Господа Каманов больше не вспоминал, но уверенность эту непонятную сохранил. И когда одиноким волком скитался в лесах разоренной войной Польши, и в диверсионном подразделении Армии Крайова, и при аресте, и в лагерях…
Стрельба в поселке почти затихла, можно было спускаться.
В поселке шел погром. Ошалевшие от удачи мятежа зэки метались среди горящих зданий, тащили какое-то барахло. Из медпункта, где жили и работали немногочисленные в лагере женщины, доносились истошные вопли. Каманов представил, что там сейчас происходит, — его передернуло от подкатившей к горлу смеси желания и отвращения.
Недалеко от хранилища он нашел полупустой цинк из боекомплекта «максима». Набил карманы патронами — одной проблемой стало меньше.
— Возьми. — Он протянул Федорову пистолет. — Не в карман, на брюхо сунь под ремень, бушлатом прикрой. Найди мешок и добудь сколь сможешь консервов и хлеба. Встретимся у дома майора. Срок — полчаса. Вопросы?
Каманов говорил отрывисто и сухо, к нему вернулся привычный когда-то командирский тон. Студент мотнул головой. Истерика его совсем прошла, смотрел на Каманова блестящими глазами, преданно и восхищенно.
— Пошел!
Каманов посмотрел вслед студенту. «Сопляк совсем. А приключений уже — будь здоров… Ну, пора долги отдавать».

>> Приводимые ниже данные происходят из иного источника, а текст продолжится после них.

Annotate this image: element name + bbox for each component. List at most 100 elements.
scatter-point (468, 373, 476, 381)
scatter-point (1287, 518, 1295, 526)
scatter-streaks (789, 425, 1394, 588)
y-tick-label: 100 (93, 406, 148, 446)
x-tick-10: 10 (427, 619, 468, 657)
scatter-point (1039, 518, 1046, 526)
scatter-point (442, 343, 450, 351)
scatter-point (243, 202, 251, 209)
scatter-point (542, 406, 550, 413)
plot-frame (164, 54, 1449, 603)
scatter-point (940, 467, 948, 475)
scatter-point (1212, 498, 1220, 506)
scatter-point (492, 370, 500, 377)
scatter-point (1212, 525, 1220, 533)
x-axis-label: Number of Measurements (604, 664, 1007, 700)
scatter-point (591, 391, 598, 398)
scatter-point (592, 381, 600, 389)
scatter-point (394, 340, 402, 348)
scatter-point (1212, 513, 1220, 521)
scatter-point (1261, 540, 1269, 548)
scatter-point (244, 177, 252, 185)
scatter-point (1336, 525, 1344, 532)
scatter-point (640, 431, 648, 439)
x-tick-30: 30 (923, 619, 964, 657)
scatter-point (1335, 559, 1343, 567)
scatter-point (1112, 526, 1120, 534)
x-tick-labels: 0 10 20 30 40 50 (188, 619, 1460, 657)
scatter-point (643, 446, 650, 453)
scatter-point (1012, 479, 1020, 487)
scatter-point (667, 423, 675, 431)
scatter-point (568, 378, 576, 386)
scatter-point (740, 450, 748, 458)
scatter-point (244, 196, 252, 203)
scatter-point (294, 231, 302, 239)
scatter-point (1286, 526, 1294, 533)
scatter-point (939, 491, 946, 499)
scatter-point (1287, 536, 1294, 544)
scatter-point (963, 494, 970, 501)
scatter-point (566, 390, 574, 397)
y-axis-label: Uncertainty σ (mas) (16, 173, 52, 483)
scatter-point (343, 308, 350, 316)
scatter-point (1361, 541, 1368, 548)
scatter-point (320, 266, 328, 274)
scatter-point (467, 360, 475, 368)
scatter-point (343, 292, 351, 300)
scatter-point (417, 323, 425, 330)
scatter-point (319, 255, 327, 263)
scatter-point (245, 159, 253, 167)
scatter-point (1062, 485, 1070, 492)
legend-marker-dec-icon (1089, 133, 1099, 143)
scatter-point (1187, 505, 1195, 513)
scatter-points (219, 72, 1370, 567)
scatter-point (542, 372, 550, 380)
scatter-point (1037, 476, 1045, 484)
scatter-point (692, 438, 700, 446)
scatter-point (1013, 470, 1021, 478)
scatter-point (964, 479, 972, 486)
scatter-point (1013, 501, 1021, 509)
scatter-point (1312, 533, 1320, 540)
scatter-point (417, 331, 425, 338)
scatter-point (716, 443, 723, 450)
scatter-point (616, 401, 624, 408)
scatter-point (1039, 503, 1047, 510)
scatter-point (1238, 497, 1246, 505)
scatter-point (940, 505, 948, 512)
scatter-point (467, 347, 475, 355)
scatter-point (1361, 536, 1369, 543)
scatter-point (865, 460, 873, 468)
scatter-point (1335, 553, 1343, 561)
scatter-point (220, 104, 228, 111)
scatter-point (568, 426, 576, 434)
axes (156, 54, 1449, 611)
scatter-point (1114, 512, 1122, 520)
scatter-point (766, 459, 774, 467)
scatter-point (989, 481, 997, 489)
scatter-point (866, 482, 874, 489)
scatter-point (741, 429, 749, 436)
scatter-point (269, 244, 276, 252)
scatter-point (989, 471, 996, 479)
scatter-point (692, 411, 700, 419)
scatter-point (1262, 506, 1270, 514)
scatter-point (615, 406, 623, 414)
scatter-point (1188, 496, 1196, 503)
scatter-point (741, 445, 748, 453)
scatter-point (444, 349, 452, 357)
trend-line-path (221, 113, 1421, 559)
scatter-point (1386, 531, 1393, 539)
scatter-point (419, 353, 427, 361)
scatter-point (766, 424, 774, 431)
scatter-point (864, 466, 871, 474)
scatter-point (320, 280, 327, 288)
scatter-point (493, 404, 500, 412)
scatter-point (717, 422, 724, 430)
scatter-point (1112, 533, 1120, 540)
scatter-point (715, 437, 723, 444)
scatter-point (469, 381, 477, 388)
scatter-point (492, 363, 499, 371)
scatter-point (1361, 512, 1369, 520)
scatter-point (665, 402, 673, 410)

Когда Каманов вошел в комнату майора, то сразу понял — опоздал. Захарченко сидел на полу, прислонившись спиной к кровати. Правый глаз его был выбит, и кроваво-студенистая слизь покрывала обезображенное лицо. Руки в плечах были прострелены и безвольно повисли. Он был еще жив.
«В упор стреляли», — понял Каманов, оценив пороховые пятна вокруг входных пулевых отверстий.
Вокруг майора стояли Шило, Сухарь и еще пара зэков из уголовной верхушки лагеря. Все с оружием. Клич сидел за столом, курил, глубоко затягиваясь.
— А, Каман… И ты начальника навестить пришел? — Клич повернулся к вошедшему. — Пушку достал. Молодец.
Уголовные к Каманову относились с уважением — силу звери чувствовали тонко. Ему давно намекали, что Клич имеет на него виды, но до серьезного разговора дело не доходило.
— Вот никак гражданин начальник не скажет, где он рыжавье заначил. — Голос Клича был мягким, добродушным, но в смоляных цыганских глазах прыгал бешеный огонек. — И так мы его упрашиваем, и этак, а все никак не говорит. Слышь, майор, все равно же сейчас сдохнешь, так сделай же добро людям, облегчи душу, а?